Warnings given on unfenced pond

THE drowning death of Banora Point toddler Travis McCarron has brought back sad memories for Casino residents.

Travis, 21 months, drowned in an unfenced pond while on a day care outing last Friday after three carers took him and a group of children to a Tweed Heads South playground.

Residents who live near the pond where Travis drowned had raised concerns the pond was unfenced, but it is understood there are a number of other playgrounds within Tweed shire that are located close to bodies of water.

It was a similar tragedy which claimed the life of Casino three-year-old Chloe Ensby in 2001.

Chloe drowned in a storm water retention pond at North Casino located 17 metres from residences.

In October, 2003, Richmond Valley Council decided not to fence the pond, but instead committed to a $47,000 'fix-up package' that included erecting warning signs, reducing the depth of the pond, tapering edges and planting natives shrubs as a barrier to the pond.

Northern Rivers Regional Organisation of Council (NOROC) president Cr Ernie Bennett described the Tweed drowning as a real tragedy.

He said NOROC did not have a policy on fencing water courses or bodies of water.

"Each council will create their own policy about fencing bodies of water and water courses," he said.

Cr Bennett, who is also mayor of Kyogle Council, said it was difficult to create a policy that would cover every situation surrounding bodies of water.
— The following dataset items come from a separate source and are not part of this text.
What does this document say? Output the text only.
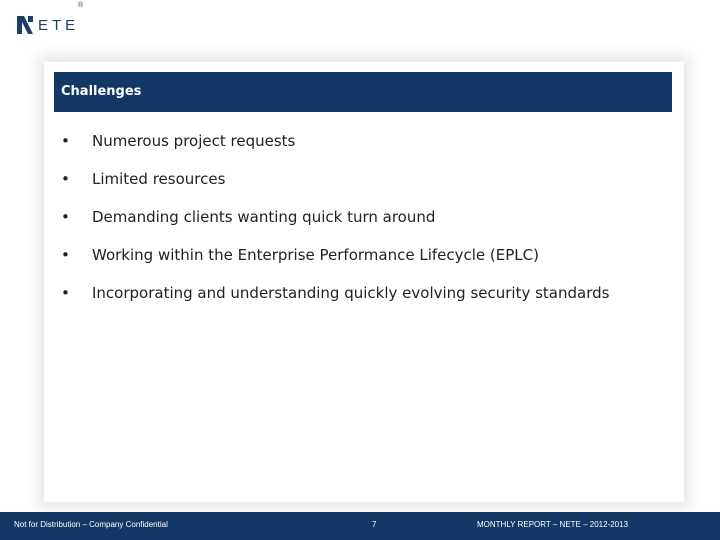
ETE
®
Challenges
•	Numerous project requests
•	Limited resources
•	Demanding clients wanting quick turn around
•	Working within the Enterprise Performance Lifecycle (EPLC)
•	Incorporating and understanding quickly evolving security standards
Not for Distribution – Company Confidential	7	MONTHLY REPORT – NETE – 2012-2013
"Many towns and villages have streams running through them, and the Kyogle local government area covers 6300 square kilometres, and there is literally thousands of ponds within this area," he said.

"I could not commit council to blocking every bit of water, it is an impossible task."

Tweed/Byron Local Area Command crime manager Insp Greg Carey said the coronial inquest to determine the nature and cause of the death of Travis McCarron could take some time.

The three female carers who were supervising the group of children at the playground will be interviewed as part of the investigations.

The legislation governing day care facilities, the Children's Services Regulation 2004, states that if children are taken on an excursion where there is a 'significant water hazard' there must be a minimum of one adult for each child who is under three years of age.

The carers involved in last week's incident were supervising 15 children, including Travis, aged between six months and four years, and a 12-year-old boy with special needs.

The ratio of carers to children is one of the issues under investigation.